140-day-long protest against under-construction Vizhinjam seaport in southern Kerala ends after a temporary consensus
Catholic priests sit on a boat atop a truck as part of a protest in Kerala’s state capital Thiruvananthapuram on Aug. 10 against a multi-billion-dollar port project which they say endangers the livelihoods of thousands of fishermen. (Photo: supplied)
A marathon protest by Indian fishermen led by a Catholic archdiocese against an upcoming international seaport has been temporarily called off after a consensus was reached with the provincial government.
Father Eugene Pereira, vicar-general of the Latin Archdiocese of Trivandrum and convener of the 140-day-old protest, made the announcement after meeting Kerala Chief Minister Pinarayi Vijayan on Dec. 6.
"For now we are calling it off. Protests do not always come to an end only after achieving their objectives. Each protest has several phases. One such phase of the protest has ended in a consensus," Pereira told reporters.
Father Pereira though looked upset and said the decision did not mean “they were satisfied with the steps taken or promises made by the state government” while adding that “it’s only a temporary truce.”
The government has promised to meet most demands of the protesters. It agreed to pay a monthly rent of 5,500 Indian rupees (about US$67) to families of fishermen who have lost their homes due to port construction activities, compensate them for the loss of livelihood, grant fuel subsidies for their fishing boats, and expedite the ongoing rehabilitation work.
The fishermen had demanded 8,000 Indian rupees as rent and the government assured them the rest, 2,500 Indian rupees, will be paid by the Adani group, which is constructing the port. But the protesting fishermen declined to accept money from the private corporation.
"Construction activities so far have rendered homeless around 500 fisher families"
A government committee under the state chief secretary, the chief of state's administrative officials, will be set up soon to look into the concerns of the fishermen.
The government, however, refused to accept the original demands of the protesters which included halting the port’s construction for three months and allowing their representatives in an official panel of experts to study the environmental and human impact of the project.
The fishermen have concerns over the erosion of the fragile shoreline, which could adversely impact their lives and livelihood, and appointed a separate panel of experts to study the damage.
Construction activities so far have rendered homeless around 500 fisher families whose homes were destroyed, the protesting fishermen claim.
Cardinal Baselios Cleemis, archbishop of the Syro-Malankara Catholic Church, reportedly played the mediator between the protesters and the government after violence flared in the last week of November.
A mob attacked Vizhinjam police station which was followed by violent clashes that left 90 protesters and 36 police officers injured.
"The unexpected and violent turn of events put the clergy and fishermen under pressure"
The fishermen accused the Communist-led Kerala government of orchestrating the violence to tarnish their peaceful protest by portraying them as “traitors” who were “anti-development.”
The government registered six criminal cases against Archbishop Thomas J Netto of Trivandrum or Thiruvananthapuram — who was not even present where the violence took place.
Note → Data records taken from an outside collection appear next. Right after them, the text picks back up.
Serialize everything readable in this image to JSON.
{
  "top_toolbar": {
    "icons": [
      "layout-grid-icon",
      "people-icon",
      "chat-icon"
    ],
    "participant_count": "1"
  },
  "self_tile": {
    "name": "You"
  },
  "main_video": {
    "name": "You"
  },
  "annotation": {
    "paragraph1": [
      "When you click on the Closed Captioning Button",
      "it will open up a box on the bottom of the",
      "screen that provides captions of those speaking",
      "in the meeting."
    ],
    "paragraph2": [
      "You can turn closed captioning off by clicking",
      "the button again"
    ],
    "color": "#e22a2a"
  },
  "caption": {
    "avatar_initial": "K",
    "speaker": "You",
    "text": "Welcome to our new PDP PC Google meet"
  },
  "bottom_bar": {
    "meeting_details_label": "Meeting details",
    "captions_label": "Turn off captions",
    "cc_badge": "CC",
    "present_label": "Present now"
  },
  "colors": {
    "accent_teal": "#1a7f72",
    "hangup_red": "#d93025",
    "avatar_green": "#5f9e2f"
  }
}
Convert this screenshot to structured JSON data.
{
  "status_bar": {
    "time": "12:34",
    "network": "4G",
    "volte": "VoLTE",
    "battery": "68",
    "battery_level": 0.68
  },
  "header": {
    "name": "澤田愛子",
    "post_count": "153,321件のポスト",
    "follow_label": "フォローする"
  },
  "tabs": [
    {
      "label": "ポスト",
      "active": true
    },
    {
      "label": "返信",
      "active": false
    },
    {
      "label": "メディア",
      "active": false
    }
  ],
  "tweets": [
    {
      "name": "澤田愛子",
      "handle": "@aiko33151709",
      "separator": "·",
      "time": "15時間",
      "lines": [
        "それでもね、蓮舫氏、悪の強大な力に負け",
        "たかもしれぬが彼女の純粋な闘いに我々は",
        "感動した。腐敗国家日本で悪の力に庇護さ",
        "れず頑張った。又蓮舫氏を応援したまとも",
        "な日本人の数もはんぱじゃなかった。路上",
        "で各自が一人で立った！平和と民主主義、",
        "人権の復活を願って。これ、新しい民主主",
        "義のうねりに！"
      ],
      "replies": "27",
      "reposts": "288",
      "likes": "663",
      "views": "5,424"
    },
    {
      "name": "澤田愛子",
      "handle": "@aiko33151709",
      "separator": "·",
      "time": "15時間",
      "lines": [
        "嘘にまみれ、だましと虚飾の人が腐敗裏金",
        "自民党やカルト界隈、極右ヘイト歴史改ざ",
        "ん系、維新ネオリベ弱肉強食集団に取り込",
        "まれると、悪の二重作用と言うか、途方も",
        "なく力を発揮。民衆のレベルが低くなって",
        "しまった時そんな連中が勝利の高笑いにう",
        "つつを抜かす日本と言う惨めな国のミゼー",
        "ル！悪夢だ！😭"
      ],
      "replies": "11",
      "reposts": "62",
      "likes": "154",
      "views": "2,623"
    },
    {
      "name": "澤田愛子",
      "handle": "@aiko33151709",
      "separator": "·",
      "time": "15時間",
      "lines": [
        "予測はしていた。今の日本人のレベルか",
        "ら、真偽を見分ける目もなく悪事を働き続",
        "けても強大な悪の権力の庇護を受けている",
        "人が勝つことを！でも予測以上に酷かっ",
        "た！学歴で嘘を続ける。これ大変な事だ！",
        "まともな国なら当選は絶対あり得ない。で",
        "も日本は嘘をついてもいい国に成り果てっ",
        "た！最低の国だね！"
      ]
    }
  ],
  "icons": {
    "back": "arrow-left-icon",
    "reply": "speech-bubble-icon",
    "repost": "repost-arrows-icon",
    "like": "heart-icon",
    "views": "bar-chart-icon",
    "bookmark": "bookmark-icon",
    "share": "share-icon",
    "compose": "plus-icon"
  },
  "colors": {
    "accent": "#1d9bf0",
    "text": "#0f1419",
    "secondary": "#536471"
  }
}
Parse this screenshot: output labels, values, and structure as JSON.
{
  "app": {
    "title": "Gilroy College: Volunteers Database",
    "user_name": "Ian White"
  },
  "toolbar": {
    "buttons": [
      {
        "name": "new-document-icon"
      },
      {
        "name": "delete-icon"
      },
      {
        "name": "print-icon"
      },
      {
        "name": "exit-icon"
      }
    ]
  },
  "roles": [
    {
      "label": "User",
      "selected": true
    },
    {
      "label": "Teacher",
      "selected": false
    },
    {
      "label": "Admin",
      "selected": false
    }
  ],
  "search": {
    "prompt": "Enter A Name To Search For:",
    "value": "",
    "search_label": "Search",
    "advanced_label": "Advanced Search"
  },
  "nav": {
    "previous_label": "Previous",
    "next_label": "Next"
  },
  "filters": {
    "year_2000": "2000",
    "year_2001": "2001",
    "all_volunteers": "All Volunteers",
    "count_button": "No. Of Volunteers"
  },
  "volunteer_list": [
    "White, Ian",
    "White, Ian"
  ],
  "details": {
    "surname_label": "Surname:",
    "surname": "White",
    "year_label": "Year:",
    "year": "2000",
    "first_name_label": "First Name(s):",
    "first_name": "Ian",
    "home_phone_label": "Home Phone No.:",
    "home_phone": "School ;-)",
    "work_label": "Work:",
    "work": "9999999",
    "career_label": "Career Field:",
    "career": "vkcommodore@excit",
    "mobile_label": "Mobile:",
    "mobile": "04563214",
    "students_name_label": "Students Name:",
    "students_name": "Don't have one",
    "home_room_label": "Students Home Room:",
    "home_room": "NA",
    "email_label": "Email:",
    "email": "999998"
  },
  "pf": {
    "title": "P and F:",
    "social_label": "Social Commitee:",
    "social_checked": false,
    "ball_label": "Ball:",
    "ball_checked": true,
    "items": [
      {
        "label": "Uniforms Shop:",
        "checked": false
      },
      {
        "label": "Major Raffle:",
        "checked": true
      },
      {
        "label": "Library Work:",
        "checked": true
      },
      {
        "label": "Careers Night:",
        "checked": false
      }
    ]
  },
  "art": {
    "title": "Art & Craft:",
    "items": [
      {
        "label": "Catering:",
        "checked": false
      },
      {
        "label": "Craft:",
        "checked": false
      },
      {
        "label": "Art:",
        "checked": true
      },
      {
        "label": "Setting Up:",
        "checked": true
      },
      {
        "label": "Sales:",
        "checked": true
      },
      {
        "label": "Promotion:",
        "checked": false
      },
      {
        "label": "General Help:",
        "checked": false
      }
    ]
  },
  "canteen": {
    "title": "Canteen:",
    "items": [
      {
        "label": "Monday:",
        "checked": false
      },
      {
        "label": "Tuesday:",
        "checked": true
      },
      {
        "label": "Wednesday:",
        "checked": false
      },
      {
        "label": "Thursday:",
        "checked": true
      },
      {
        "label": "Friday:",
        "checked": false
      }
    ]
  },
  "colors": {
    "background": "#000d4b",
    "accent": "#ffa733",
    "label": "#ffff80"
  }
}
Cases were also filed against Auxiliary Bishop Christudas Rajappan and some priests, besides some 3,000 protesters including women and children.
The charges registered against them included hatching a conspiracy, incitement to violence, attempted murder, and trespassing in a protected area in violation of a high court order among others.
The unexpected and violent turn of events put the clergy and fishermen under pressure to end the protest, a priest said on the condition of anonymity.
The indefinite protest against the multi-billion dollar Adani Vizhinjam International Seaport in Thiruvananthapuram district commenced on July 20, due to the adverse impacts of the construction activities started in 2015.
Fishermen's leaders said the government did not pay heed to their demands. As Father Pereira told reporters, the discussions did not produce a satisfactory resolution with regard to the fishermen’s seven original demands, they said.
The Press Trust of India news agency, quoting a source in the chief minister's office, reported that several rounds of discussions were held on Dec. 6.